Alvaro Herrera wrote: > On Mon, Jun 06, 2005 at 10:11:15PM -0400, Bruce Momjian wrote: > > Greg Stark wrote: > > > > Yes it's true that on some OSes it wouldn't be tolerably efficient but on > > > glibc it's more than tolerable. If better solutions (strxfrm_l) become > > > available at some point in the future then it would be about as efficient as > > > it could be on platforms where those features are available. > > > > There are some things I think ICU can fix for us like indexing non-C > > localed columns. > > Huh, we already do that, don't we? Sorry, I meant LIKE index usage for non-C columns.
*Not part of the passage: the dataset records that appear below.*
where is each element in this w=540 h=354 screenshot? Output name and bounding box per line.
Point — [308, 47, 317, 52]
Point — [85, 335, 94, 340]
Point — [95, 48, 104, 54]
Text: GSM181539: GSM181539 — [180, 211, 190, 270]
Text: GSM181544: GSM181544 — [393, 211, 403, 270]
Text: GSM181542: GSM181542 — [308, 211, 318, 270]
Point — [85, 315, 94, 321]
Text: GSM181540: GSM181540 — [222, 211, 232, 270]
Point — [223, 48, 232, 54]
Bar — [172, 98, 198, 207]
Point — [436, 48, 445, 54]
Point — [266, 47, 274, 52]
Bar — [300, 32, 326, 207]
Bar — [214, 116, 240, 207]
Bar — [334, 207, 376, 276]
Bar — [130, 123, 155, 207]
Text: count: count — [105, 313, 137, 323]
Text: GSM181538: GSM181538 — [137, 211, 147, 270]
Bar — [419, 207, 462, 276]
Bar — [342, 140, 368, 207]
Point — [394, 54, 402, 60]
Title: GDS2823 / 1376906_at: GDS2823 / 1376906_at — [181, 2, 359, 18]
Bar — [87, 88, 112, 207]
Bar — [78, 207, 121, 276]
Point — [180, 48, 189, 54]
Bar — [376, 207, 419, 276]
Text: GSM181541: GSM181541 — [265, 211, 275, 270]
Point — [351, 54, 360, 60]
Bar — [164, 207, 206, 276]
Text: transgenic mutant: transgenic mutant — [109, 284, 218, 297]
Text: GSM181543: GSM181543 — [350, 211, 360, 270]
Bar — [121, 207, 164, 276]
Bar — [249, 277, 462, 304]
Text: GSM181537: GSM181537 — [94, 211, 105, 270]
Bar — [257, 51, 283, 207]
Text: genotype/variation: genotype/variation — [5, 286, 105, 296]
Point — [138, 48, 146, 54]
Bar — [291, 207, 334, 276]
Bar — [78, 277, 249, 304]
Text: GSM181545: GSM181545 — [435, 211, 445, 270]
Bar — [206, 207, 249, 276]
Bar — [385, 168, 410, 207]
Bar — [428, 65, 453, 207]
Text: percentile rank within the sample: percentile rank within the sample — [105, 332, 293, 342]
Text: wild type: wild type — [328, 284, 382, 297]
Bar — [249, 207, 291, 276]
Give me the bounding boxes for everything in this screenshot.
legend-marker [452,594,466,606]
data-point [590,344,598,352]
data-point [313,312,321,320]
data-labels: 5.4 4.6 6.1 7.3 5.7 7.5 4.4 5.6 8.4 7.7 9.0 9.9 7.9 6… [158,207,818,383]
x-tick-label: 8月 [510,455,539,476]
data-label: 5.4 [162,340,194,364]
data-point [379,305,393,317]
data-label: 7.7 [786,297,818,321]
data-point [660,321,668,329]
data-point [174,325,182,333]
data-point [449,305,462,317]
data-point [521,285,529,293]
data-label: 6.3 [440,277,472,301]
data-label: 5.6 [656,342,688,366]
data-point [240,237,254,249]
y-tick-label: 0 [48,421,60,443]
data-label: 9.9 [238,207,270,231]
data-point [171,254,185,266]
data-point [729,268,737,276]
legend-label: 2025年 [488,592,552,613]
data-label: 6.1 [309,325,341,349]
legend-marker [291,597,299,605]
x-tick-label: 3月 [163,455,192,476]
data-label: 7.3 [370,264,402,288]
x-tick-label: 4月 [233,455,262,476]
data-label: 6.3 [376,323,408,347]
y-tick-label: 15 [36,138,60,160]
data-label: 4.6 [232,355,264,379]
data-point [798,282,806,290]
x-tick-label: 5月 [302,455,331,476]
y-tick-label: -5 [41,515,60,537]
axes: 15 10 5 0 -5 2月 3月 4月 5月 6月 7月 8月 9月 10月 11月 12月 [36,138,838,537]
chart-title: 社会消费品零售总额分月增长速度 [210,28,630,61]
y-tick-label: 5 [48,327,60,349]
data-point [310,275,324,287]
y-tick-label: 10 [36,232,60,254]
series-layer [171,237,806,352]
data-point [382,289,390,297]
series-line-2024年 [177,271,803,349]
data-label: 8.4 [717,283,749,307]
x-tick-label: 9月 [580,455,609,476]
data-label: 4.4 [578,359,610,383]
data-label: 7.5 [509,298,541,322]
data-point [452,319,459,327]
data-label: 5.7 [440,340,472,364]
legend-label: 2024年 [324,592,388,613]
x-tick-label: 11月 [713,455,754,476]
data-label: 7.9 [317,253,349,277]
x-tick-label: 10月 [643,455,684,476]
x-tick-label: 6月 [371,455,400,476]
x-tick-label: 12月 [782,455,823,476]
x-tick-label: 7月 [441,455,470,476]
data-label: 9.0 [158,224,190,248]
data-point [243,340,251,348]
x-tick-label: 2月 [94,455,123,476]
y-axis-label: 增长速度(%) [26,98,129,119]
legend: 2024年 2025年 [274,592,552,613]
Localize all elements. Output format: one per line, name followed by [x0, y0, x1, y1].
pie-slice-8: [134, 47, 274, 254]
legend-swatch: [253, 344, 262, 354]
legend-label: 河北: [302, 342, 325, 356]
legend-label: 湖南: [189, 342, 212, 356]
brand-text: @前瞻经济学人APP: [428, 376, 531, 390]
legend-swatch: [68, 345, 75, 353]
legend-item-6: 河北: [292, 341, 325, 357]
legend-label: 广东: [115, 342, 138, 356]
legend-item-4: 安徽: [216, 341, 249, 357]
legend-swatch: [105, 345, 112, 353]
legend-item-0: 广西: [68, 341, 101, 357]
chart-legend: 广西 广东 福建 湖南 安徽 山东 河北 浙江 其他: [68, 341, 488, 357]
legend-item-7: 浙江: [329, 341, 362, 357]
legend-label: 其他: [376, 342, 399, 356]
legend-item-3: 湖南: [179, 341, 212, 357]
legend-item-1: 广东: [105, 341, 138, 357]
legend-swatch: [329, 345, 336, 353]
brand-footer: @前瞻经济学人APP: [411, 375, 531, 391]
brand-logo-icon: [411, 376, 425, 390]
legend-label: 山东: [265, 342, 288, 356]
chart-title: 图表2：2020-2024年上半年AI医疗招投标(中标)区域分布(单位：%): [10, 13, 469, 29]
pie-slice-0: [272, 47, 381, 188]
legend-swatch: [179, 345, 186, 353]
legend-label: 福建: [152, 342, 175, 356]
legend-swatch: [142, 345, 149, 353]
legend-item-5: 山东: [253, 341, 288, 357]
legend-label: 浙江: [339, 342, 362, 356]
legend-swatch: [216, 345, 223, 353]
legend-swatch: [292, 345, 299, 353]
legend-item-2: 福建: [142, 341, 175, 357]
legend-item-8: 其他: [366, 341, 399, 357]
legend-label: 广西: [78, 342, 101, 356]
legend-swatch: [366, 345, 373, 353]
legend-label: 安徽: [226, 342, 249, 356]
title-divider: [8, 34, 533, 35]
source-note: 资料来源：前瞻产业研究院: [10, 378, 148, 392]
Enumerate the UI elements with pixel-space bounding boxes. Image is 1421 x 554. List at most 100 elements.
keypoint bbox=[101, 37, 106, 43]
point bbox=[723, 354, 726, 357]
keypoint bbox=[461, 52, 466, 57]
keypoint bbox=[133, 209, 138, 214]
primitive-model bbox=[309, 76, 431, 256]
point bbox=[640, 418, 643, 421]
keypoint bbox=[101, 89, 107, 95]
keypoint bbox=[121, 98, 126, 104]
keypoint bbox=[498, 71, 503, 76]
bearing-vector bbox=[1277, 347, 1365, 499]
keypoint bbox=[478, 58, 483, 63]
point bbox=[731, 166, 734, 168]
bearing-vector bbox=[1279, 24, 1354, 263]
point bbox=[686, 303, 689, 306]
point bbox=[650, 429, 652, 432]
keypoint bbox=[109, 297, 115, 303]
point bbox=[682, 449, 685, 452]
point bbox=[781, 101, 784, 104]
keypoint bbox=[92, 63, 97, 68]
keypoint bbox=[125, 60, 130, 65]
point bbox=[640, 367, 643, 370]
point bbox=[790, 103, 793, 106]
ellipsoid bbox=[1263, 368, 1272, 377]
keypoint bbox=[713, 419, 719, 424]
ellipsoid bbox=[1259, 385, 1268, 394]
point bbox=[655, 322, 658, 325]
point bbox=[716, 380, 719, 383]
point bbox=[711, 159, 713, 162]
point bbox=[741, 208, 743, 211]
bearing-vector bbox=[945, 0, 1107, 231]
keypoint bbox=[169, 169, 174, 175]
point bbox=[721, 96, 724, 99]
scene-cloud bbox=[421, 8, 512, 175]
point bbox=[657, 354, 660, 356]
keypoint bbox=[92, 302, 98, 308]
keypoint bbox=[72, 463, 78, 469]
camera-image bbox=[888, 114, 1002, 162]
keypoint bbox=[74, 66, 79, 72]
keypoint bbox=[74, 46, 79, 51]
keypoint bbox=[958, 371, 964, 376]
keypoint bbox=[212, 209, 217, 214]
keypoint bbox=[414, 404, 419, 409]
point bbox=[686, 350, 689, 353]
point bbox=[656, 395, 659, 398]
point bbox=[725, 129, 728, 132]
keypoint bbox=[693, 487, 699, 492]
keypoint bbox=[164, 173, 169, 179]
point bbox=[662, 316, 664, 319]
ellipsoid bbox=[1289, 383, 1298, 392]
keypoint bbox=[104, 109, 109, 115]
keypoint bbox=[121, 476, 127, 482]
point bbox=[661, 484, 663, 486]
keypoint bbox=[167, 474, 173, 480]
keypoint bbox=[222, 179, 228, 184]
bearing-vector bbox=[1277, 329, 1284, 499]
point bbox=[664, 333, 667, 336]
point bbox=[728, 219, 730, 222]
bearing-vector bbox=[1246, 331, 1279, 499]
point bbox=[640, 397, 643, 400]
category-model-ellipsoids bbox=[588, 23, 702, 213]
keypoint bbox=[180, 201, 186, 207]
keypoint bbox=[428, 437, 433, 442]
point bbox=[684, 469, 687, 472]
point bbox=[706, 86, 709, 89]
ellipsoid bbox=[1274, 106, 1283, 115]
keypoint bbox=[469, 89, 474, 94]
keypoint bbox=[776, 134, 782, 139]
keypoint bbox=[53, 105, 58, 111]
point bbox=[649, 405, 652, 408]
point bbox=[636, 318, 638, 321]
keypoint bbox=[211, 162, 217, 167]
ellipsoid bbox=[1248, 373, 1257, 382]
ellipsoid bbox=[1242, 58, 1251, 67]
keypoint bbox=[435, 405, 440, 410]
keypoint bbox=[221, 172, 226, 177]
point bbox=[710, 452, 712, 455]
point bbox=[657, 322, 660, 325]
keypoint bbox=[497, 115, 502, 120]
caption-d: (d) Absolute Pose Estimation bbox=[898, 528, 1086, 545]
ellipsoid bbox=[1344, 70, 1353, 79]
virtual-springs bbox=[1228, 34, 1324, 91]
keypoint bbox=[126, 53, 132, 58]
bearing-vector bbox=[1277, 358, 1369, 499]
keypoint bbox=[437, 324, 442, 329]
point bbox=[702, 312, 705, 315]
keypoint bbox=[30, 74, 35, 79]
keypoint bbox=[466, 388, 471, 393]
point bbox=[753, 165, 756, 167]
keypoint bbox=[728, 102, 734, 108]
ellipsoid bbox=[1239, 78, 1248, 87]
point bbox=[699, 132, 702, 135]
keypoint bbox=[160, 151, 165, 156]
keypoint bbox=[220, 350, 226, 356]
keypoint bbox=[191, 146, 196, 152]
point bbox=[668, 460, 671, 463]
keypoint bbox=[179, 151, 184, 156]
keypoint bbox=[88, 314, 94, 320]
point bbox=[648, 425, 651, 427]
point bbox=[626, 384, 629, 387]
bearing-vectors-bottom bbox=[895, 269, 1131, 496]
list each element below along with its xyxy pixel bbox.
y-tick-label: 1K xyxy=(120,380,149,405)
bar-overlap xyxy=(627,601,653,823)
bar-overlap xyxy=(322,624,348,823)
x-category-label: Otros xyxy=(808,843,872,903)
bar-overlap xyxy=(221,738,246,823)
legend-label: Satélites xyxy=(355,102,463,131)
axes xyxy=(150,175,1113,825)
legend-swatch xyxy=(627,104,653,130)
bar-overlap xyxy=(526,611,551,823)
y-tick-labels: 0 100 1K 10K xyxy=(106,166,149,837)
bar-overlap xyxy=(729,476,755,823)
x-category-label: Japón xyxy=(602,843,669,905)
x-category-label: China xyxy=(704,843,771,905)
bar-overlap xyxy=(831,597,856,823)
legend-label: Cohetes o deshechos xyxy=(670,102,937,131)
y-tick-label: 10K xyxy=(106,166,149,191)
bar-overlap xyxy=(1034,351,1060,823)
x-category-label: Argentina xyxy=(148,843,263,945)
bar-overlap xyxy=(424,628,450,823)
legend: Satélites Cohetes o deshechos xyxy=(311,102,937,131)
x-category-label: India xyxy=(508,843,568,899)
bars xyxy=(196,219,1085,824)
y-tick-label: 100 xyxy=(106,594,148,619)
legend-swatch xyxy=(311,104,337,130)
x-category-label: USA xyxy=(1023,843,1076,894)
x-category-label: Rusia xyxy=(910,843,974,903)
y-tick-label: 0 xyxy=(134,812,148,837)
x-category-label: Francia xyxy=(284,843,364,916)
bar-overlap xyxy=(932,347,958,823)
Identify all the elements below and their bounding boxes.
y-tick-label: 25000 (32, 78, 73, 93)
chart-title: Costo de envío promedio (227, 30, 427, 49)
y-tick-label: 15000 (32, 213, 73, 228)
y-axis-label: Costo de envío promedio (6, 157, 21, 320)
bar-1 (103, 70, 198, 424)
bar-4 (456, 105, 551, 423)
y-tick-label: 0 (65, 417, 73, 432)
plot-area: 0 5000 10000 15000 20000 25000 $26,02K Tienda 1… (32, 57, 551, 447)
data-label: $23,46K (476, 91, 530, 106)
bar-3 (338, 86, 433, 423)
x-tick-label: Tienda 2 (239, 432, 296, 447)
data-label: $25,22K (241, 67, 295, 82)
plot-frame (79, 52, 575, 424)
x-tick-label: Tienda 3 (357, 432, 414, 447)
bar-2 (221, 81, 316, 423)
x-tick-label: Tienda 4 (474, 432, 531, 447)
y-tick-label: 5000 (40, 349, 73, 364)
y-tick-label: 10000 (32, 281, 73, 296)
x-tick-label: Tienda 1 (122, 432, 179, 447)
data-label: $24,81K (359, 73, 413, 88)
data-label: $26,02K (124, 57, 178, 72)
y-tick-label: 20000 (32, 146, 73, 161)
We can do that now with a special LIKE indexing method, but this would allow normal indexes to work. -- Bruce Momjian | http://candle.pha.pa.us pgman@candle.pha.pa.us | (610) 359-1001 + If your life is a hard drive, | 13 Roberts Road + Christ can be your backup. | Newtown Square, Pennsylvania 19073
Bruce Momjian <pgman@candle.pha.pa.us> writes: > Alvaro Herrera wrote: >>> There are some things I think ICU can fix for us like indexing non-C >>> localed columns. >> >> Huh, we already do that, don't we? > Sorry, I meant LIKE index usage for non-C columns. We can do that now > with a special LIKE indexing method, but this would allow normal indexes > to work. Sounds like pie in the sky to me. Exactly how do you think that ICU will magically mask the fundamental semantic inconsistency? regards, tom lane
Tom Lane wrote: > Bruce Momjian <pgman@candle.pha.pa.us> writes: > > Alvaro Herrera wrote: > >>> There are some things I think ICU can fix for us like indexing non-C > >>> localed columns. > >> > >> Huh, we already do that, don't we? > > > Sorry, I meant LIKE index usage for non-C columns. We can do that now > > with a special LIKE indexing method, but this would allow normal indexes > > to work. > > Sounds like pie in the sky to me. Exactly how do you think that ICU > will magically mask the fundamental semantic inconsistency? I am hoping ICU will allow us to see the next greatest value for that character. -- Bruce Momjian | http://candle.pha.pa.us pgman@candle.pha.pa.us | (610) 359-1001 + If your life is a hard drive, | 13 Roberts Road + Christ can be your backup. | Newtown Square, Pennsylvania 19073
Bruce Momjian wrote: > > Sounds like pie in the sky to me. Exactly how do you think that > > ICU will magically mask the fundamental semantic inconsistency? > > I am hoping ICU will allow us to see the next greatest value for that > character. As Tom says, it's a semantic inconsistency, not a lack of features. Collation (sorting of strings) takes the entire string into account, pattern matching compares character by character. For example, some collations compare strings from back to front, whereas a pattern matching expression could never make sense of that. The SQL standard actually does not draw that distinction, but, well, it's broken. Using separate operator classes for separate semantic interpretations of data seems to be exactly the right solution. -- Peter Eisentraut http://developer.postgresql.org/~petere/